よんばば つれづれ

民主主義を機能させる、自立した「ひとり」でありたい

『正義をふりかざす君へ』真保裕一著

今年初のミステリー。著者の作品はかなり以前、音訳ボランティアをしていた時に校正者として触れたことがあったが、自分で読むのは初めてだ。

主人公は元新聞記者、愛した女性がたまたま地元の大実業家の娘だったため、記者を辞めて入り婿としてホテルの幹部になり、辣腕の義父から実業を厳しく叩き込まれる。そのホテルで食中毒事件が起きて幼女がなくなり社員の一人が責任を感じて自殺、内部事情を新聞にリークしたのが元その新聞社の記者だった主人公だという噂が流れ、離婚し追われるように故郷を去る。そのスキャンダルから7年の月日が流れ、二度と戻らないと思っていたその故郷に訳あって主人公が戻ることからさまざまな事件が起きていく・・・。

タイトルの「正義をふりかざすもの」は新聞、テレビなどのマスコミだろう。その横暴さを問うテーマは良いと思う。文章もしっかりしていてグイグイと引っ張って読ませる力があった。意外な展開も用意されているし、選挙のあり方とか一度は愛し合いながら次第に溝を作ってしまう夫婦というものについても考えさせられる。

姿の見えない敵にあきれるほど執拗に主人公が付け狙われるのだが、その理由が彼自身一向に分からない。さっさと手を引けば終わるのだけれど、主人公もしつこくてどこまでも真相を追及していく(まあ、そうしなければ話は終わってしまうのだが)。敵に襲われるたびに一歩ずつ真相に近づいていったようなもので、ほおっておけば何もわからなかったんじゃないのと思ってしまう。悪事を働く者はそれくらい疑心暗鬼になってしまうのかもしれないが、物語の根幹となる動機がいまひとつピンとこないのは残念だった。
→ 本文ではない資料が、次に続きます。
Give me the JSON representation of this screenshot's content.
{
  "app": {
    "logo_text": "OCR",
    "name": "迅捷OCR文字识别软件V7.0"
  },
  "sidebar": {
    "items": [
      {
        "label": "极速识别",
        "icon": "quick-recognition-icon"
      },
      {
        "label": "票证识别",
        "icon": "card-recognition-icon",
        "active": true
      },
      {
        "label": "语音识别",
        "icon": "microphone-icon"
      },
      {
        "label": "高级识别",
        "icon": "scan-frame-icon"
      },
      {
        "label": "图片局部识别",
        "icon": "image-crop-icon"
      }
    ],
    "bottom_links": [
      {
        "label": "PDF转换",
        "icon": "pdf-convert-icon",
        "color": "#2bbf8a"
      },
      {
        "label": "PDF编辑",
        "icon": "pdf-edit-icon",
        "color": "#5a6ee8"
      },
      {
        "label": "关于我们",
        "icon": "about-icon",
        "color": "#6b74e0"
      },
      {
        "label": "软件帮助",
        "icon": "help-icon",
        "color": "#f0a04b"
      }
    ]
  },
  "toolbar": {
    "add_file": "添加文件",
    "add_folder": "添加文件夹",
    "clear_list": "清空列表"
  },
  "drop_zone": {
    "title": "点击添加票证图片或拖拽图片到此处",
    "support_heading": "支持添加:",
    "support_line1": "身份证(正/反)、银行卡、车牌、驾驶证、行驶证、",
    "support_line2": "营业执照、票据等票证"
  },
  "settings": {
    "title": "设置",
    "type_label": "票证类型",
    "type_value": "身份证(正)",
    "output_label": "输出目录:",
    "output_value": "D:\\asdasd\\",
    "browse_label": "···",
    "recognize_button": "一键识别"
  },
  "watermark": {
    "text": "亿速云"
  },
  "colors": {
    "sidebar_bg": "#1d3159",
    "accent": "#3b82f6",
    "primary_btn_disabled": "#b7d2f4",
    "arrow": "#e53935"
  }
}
主人公が謎を追っていく中で、マスコミの犠牲になったさまざまな人が登場する。報道の間違いがあっても訂正もされなかったり、したとしてもほんの小さな目にも止まらないような記事にしかしない。弱い立場の人なら、一度狂わされた人生を立て直すこともできない。
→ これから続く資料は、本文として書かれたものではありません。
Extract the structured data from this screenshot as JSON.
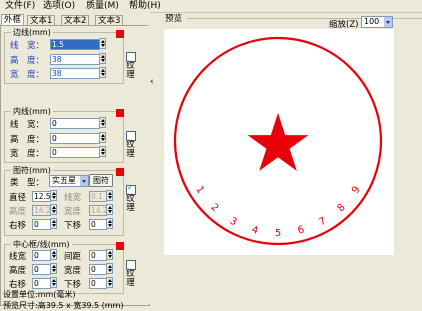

私の知るこの20年ほどの間にも、犯罪の被害者でありながらあることないことマスコミに取り上げられ、満身創痍でそれでも権力の横暴に負けず戦った勇気ある被害者や遺族の方々がいる。その方たちの努力でいくらか改善はされたようだが、まだまだ立ち入り過ぎや明らかに不要と思われる報道が多い。知りたがる人々がいることも事実だろう。マスコミはおのれの力をしっかり自覚し、その力を正しく使ってほしいし、私たち一般市民も何を知るべきか、自分の頭でしっかり考えたい。政治家にしろ、ニュースにしろ、結局自分たちにふさわしいものが与えられるのだから。